Buat penikmat lama DCF, ada rasa kehilangan. Kita kangen duduk lesehan di rumput kering, dengerin musisi jazz indie atau pop populer yang bikin kita nyanyi bareng santai sambil nyeruput purwaceng. Format baru kemarin memang keren, tapi rasanya jadi agak terlalu "formal" dan kaku. Kurang chill gitu lho, Genks. Banyak yang bilang, "DCF tanpa Jazz Atas Awan itu kayak makan mie ongklok tanpa sate sapi, enak tapi ada yang kurang.".


4. Masalah Sampah (Lagi dan Lagi) 

Katanya "Back to Culture", yang harusnya juga berarti mencintai alam. Tapi sedih banget pas bubaran acara lampion atau konser, sampah plastik bekas jas hujan sekali pakai dan botol minum masih berserakan.

Meskipun panitia udah teriak-teriak soal "Aksi Dieng Bersih" dan nyediain tong sampah, kesadaran kita sebagai pengunjung kayaknya masih perlu "direvolusi". Malu dong sama lampionnya yang udah terbang cantik, masa ninggalin jejak kotor di bawahnya?



SO, APAKAH DCF BERIKUTNYA MASIH LAYAK DITUNGGU?

Absolutely, YES.


Meskipun ada beberapa perubahan format di tahun 2025 yang bikin kaget (terutama soal musik dan durasi), Dieng Culture Festival tetap punya magisnya sendiri. Atmosfer "Negeri di Atas Awan" itu nggak bisa diduplikasi di tempat lain. Dinginnya, kabutnya, keramahan warga lokalnya, dan kentang goreng Dieng-nya (ini penting!) selalu bikin rindu.


DCF 2025 mungkin adalah masa transisi. Panitia dan warga lokal lagi nyari format terbaik buat nyeimbangin antara pariwisata massal dan pelestarian budaya yang sakral.


Buat kamu yang kemarin belum sempat ke sana, nabung deh buat tahun depan.
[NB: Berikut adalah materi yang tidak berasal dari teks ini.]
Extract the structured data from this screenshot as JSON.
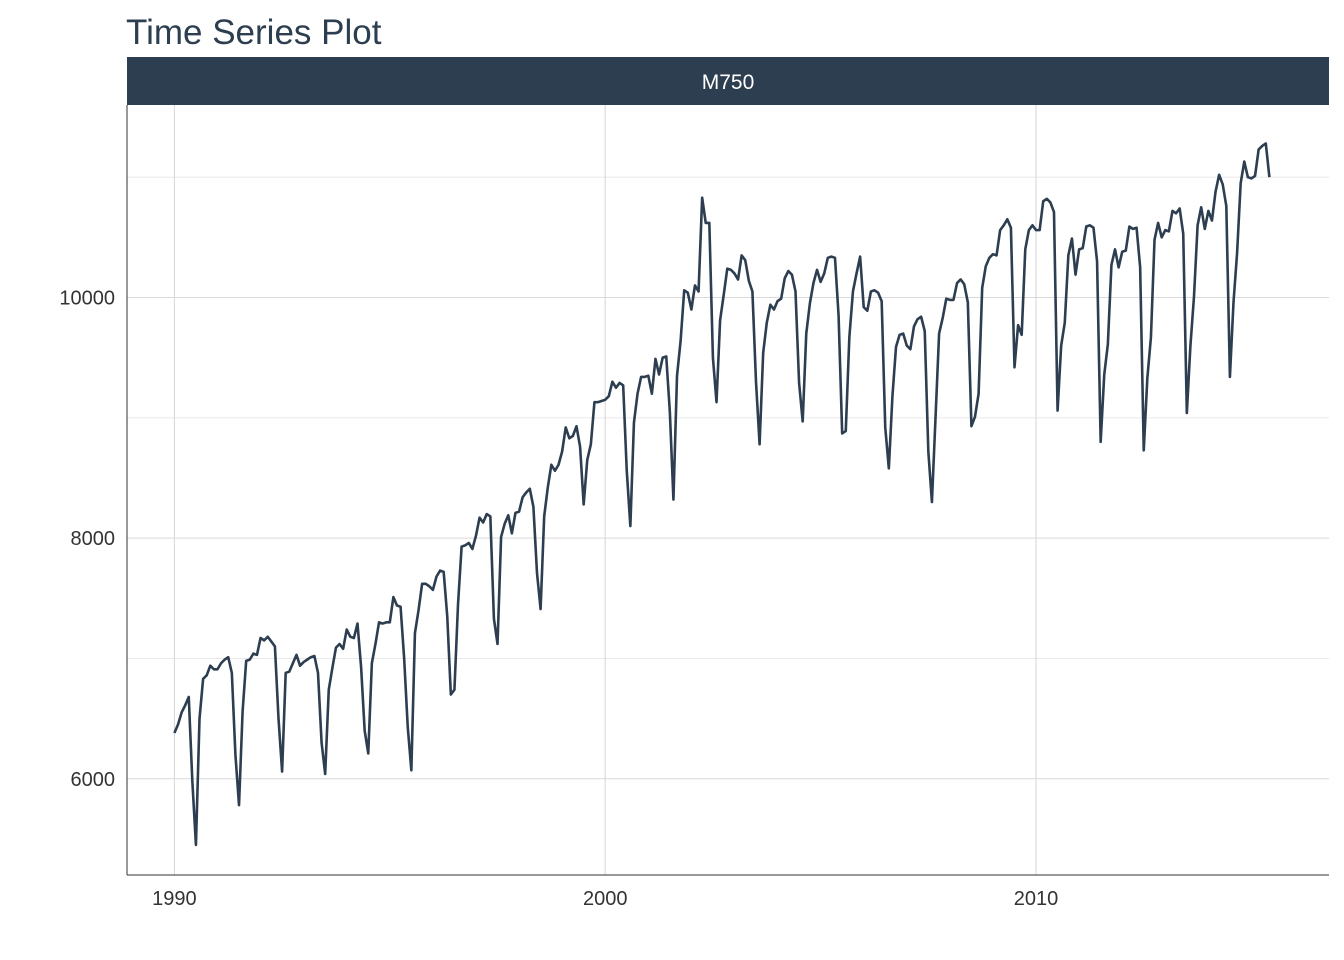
{
  "chart_data": {
    "type": "line",
    "title": "Time Series Plot",
    "facet_label": "M750",
    "xlabel": "",
    "ylabel": "",
    "x_ticks": [
      1990,
      2000,
      2010
    ],
    "y_ticks": [
      6000,
      8000,
      10000
    ],
    "xlim": [
      1988.9,
      2016.8
    ],
    "ylim": [
      5200,
      11600
    ],
    "grid": true,
    "colors": {
      "series": "#2c3e50",
      "strip": "#2c3e50",
      "strip_text": "#ffffff"
    },
    "series": [
      {
        "start": 1990.0,
        "frequency": 12,
        "values": [
          6380,
          6450,
          6550,
          6610,
          6680,
          5980,
          5450,
          6500,
          6830,
          6860,
          6940,
          6910,
          6910,
          6960,
          6990,
          7010,
          6880,
          6200,
          5780,
          6560,
          6980,
          6990,
          7040,
          7030,
          7170,
          7150,
          7180,
          7140,
          7100,
          6500,
          6060,
          6880,
          6890,
          6960,
          7030,
          6940,
          6970,
          6990,
          7010,
          7020,
          6880,
          6300,
          6040,
          6740,
          6920,
          7090,
          7120,
          7080,
          7240,
          7180,
          7170,
          7290,
          6930,
          6400,
          6210,
          6960,
          7120,
          7300,
          7290,
          7300,
          7300,
          7510,
          7440,
          7430,
          7000,
          6430,
          6070,
          7210,
          7400,
          7620,
          7620,
          7600,
          7570,
          7680,
          7730,
          7720,
          7350,
          6700,
          6740,
          7450,
          7930,
          7940,
          7960,
          7910,
          8020,
          8170,
          8130,
          8200,
          8180,
          7330,
          7120,
          8010,
          8120,
          8190,
          8040,
          8210,
          8220,
          8340,
          8380,
          8410,
          8260,
          7710,
          7410,
          8180,
          8420,
          8610,
          8560,
          8610,
          8720,
          8920,
          8830,
          8850,
          8930,
          8760,
          8280,
          8650,
          8780,
          9130,
          9130,
          9140,
          9150,
          9180,
          9300,
          9250,
          9290,
          9270,
          8560,
          8100,
          8960,
          9200,
          9340,
          9340,
          9350,
          9200,
          9490,
          9360,
          9500,
          9510,
          9050,
          8320,
          9350,
          9640,
          10060,
          10040,
          9900,
          10100,
          10050,
          10830,
          10620,
          10620,
          9500,
          9130,
          9810,
          10020,
          10240,
          10230,
          10200,
          10150,
          10350,
          10310,
          10140,
          10050,
          9300,
          8780,
          9540,
          9790,
          9940,
          9900,
          9970,
          9990,
          10160,
          10220,
          10190,
          10050,
          9290,
          8970,
          9700,
          9950,
          10120,
          10230,
          10130,
          10200,
          10330,
          10340,
          10330,
          9850,
          8870,
          8890,
          9670,
          10050,
          10200,
          10340,
          9920,
          9890,
          10050,
          10060,
          10040,
          9970,
          8920,
          8580,
          9180,
          9590,
          9690,
          9700,
          9600,
          9570,
          9760,
          9820,
          9840,
          9720,
          8720,
          8300,
          9000,
          9700,
          9830,
          9990,
          9980,
          9980,
          10120,
          10150,
          10110,
          9960,
          8930,
          9010,
          9200,
          10080,
          10260,
          10330,
          10360,
          10350,
          10560,
          10600,
          10650,
          10580,
          9420,
          9770,
          9690,
          10400,
          10560,
          10600,
          10560,
          10560,
          10800,
          10820,
          10790,
          10710,
          9060,
          9600,
          9790,
          10350,
          10490,
          10190,
          10400,
          10410,
          10590,
          10600,
          10580,
          10300,
          8800,
          9360,
          9610,
          10270,
          10400,
          10250,
          10380,
          10390,
          10590,
          10570,
          10580,
          10250,
          8730,
          9330,
          9670,
          10480,
          10620,
          10500,
          10560,
          10550,
          10720,
          10700,
          10740,
          10530,
          9040,
          9600,
          10010,
          10600,
          10750,
          10570,
          10720,
          10640,
          10880,
          11020,
          10940,
          10760,
          9340,
          9960,
          10370,
          10950,
          11130,
          11000,
          10990,
          11010,
          11230,
          11260,
          11280,
          11000
        ]
      }
    ]
  }
}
Siapin fisik, siapin mental buat macet, dan yang paling penting: turunkan ekspektasi soal konser hura-hura, tapi naikkan ekspektasi buat pengalaman budaya yang menyentuh jiwa.

Sampai ketemu di Dieng (semoga) tahun depan, dengan jaket yang lebih tebal dan hati yang lebih siap jatuh cinta lagi!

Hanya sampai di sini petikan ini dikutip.